The point may have high leverage because its x-value is far from the rest of the data. Even if it is close to the line, it can strongly affect the slope and position of the regression line. - 10
A data point has a large residual but an x-value near the center of the data. Is it more accurate to call it an outlier, a high-leverage point, or both? Explain.
It is more accurate to call it an outlier because it has a large residual. It is not a high-leverage point if its x-value is near the center of the data. - 11
A point has a very unusual x-value and removing it changes the regression slope from 1.2 to 2.8. What type of point is this, and why?
Influential points noticeably change the regression model when removed.

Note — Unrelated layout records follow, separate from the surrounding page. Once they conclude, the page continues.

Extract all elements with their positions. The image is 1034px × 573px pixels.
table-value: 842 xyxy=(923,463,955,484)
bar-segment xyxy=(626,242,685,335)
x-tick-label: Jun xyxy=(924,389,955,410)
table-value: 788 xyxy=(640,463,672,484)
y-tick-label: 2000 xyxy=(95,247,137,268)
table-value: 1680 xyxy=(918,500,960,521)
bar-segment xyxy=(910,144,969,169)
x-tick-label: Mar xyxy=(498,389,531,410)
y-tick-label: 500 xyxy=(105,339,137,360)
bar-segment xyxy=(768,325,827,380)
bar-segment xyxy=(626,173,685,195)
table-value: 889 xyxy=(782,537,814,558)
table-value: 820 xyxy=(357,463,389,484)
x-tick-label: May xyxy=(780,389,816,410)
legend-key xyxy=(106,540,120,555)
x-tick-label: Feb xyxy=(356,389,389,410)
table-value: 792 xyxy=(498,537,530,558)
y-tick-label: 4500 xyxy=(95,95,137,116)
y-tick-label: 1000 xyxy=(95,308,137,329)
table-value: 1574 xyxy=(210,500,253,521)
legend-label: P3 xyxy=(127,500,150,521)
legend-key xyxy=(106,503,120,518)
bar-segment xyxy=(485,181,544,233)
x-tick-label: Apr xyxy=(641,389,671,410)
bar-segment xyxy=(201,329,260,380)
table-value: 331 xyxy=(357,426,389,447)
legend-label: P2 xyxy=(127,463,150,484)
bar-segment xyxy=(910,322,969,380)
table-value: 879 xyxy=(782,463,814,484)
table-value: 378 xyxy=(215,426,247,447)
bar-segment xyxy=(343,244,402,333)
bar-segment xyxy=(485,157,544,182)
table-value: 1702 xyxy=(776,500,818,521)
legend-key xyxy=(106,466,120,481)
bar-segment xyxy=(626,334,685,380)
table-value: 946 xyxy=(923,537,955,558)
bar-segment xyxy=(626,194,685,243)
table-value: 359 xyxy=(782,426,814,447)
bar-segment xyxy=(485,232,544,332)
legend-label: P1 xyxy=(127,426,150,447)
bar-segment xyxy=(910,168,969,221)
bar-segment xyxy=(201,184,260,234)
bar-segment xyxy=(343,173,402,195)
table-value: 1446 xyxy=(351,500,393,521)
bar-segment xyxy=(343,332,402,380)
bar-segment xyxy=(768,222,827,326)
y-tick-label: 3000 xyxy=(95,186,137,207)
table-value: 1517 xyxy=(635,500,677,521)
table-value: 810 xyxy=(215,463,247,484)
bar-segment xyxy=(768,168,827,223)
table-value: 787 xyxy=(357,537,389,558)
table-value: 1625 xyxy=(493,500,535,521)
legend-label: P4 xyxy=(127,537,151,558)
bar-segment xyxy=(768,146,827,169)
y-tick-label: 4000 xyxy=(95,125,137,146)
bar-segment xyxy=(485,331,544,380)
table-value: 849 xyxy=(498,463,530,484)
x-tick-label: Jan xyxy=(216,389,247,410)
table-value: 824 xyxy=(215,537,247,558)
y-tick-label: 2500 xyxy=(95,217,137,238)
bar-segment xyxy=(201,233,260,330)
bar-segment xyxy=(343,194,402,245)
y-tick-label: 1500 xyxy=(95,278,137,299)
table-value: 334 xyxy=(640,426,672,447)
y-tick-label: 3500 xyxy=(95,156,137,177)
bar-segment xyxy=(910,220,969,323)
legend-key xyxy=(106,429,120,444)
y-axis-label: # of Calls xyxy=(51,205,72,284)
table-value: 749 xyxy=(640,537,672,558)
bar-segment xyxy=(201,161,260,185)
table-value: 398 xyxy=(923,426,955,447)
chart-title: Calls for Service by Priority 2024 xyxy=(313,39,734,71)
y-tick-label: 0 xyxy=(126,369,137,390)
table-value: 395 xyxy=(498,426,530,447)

This point is influential because removing it causes a large change in the regression slope. It likely also has high leverage because its x-value is very unusual. - 12
A regression model predicts monthly electricity cost from average outdoor temperature. The residuals for 12 months are measured in dollars: -5, 7, -3, 4, 0, -6, 8, -2, 5, -4, 3, -7. Are the residuals centered around 0? Explain using the sum or mean of the residuals.
Add all the residuals, then divide by the number of residuals if needed.
The residuals are centered around 0 because their sum is 0 and their mean is 0. This is typical when a least-squares regression line with an intercept is used. - 13
A regression model has residual standard deviation s = 3.2 minutes when predicting race time. Interpret this value in context.
The model's predictions are typically off by about 3.2 minutes. This value describes the typical size of the residuals when predicting race time. - 14
A student says, "The correlation is strong, so we do not need to check the residual plot." Explain why this statement is incorrect.
Correlation measures the strength of a linear relationship, but diagnostics check whether the model assumptions are reasonable.
The statement is incorrect because a strong correlation does not guarantee that a linear model is appropriate. A residual plot can reveal curvature, changing spread, or unusual points that the correlation alone may not show. - 15
A regression model was created using data from houses between 800 and 3,000 square feet. A real estate agent uses the model to predict the price of a 5,200-square-foot house. Identify the diagnostic or modeling concern and explain the risk.
The concern is extrapolation because 5,200 square feet is outside the range of the data used to create the model. The prediction may be unreliable because the linear pattern may not continue for houses that large.